3. I don't really understand your question if it is in x or y? She just asked for us to solve this using the quadratic equation. I assume that there is going to be no number answer

4. Originally Posted by KarlosK
I don't really understand your question if it is in x or y? She just asked for us to solve this using the quadratic equation. I assume that there is going to be no number answer
If it's a quadratic in y you need to solve for y=f(x)
If it's a quadratic in x you need to solve for x = f(y)
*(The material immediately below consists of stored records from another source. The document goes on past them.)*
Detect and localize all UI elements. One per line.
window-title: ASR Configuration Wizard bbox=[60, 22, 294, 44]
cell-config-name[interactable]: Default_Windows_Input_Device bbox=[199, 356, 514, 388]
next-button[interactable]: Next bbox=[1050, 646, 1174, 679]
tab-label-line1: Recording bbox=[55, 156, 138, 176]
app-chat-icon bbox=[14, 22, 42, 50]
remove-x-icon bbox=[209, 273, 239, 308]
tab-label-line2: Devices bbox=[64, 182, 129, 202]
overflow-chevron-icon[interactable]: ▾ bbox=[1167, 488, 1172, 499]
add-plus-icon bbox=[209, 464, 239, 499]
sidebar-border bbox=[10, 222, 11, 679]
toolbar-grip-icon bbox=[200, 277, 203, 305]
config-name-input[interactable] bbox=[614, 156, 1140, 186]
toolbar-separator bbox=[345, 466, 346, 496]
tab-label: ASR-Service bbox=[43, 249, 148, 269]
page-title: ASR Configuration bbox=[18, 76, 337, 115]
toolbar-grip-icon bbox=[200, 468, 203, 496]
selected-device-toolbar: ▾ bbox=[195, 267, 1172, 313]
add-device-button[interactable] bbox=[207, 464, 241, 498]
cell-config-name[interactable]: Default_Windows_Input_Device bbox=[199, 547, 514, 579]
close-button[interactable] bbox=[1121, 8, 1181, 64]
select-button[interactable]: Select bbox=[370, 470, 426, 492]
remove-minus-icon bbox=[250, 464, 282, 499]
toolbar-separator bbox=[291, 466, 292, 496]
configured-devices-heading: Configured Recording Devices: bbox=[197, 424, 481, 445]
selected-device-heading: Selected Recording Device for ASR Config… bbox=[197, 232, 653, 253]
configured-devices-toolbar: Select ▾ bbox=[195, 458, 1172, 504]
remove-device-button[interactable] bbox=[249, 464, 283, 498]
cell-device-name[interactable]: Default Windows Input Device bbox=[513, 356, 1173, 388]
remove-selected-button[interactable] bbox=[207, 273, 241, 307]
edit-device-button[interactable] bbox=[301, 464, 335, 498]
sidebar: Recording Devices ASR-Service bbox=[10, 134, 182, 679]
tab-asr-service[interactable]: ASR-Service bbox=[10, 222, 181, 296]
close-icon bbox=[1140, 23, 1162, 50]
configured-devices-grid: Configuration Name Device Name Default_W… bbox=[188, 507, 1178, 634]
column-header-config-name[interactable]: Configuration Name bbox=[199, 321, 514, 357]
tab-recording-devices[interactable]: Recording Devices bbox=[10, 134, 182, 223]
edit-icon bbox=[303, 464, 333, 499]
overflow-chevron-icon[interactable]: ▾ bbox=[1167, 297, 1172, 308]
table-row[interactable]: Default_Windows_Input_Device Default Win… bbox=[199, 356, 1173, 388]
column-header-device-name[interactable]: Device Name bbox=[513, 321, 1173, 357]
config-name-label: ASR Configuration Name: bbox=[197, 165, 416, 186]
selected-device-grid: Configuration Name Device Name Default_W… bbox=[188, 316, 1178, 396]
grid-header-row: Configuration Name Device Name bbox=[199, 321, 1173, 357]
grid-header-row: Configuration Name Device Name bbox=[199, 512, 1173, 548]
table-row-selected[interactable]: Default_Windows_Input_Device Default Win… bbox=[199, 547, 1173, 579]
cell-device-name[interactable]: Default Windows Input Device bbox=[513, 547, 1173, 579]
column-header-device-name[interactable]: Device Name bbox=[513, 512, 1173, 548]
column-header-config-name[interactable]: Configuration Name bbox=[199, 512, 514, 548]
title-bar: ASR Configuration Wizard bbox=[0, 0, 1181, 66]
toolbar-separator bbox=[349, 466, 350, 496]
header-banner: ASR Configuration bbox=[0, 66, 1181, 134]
5. Originally Posted by KarlosK
I don't really understand your question if it is in x or y? She just asked for us to solve this using the quadratic equation. I assume that there is going to be no number answer
If you're solving for $\displaystyle x$ and using the quadratic formula: $\displaystyle x=\frac{-b\pm\sqrt{b^2-4ac}}{2a}$ let $\displaystyle a=3,\ b=y$ and $\displaystyle c=2y^2$

Spoiler:
$\displaystyle x=\frac{-y\pm\sqrt{-23y^2}}{6}$

6. What you did there makes sense. I understand how to get to that point now. So basically she is just looking for how I would come to the solution... but there will not be an actual number solution?

7. There are no real solutions, if that is what you are referring to, as $\displaystyle y^2$ will be positive, and you cant take the square root of a negative value.

8. What expression do you get inside the square root?

Is there any value of $\displaystyle y$ for which this expression will not be negative?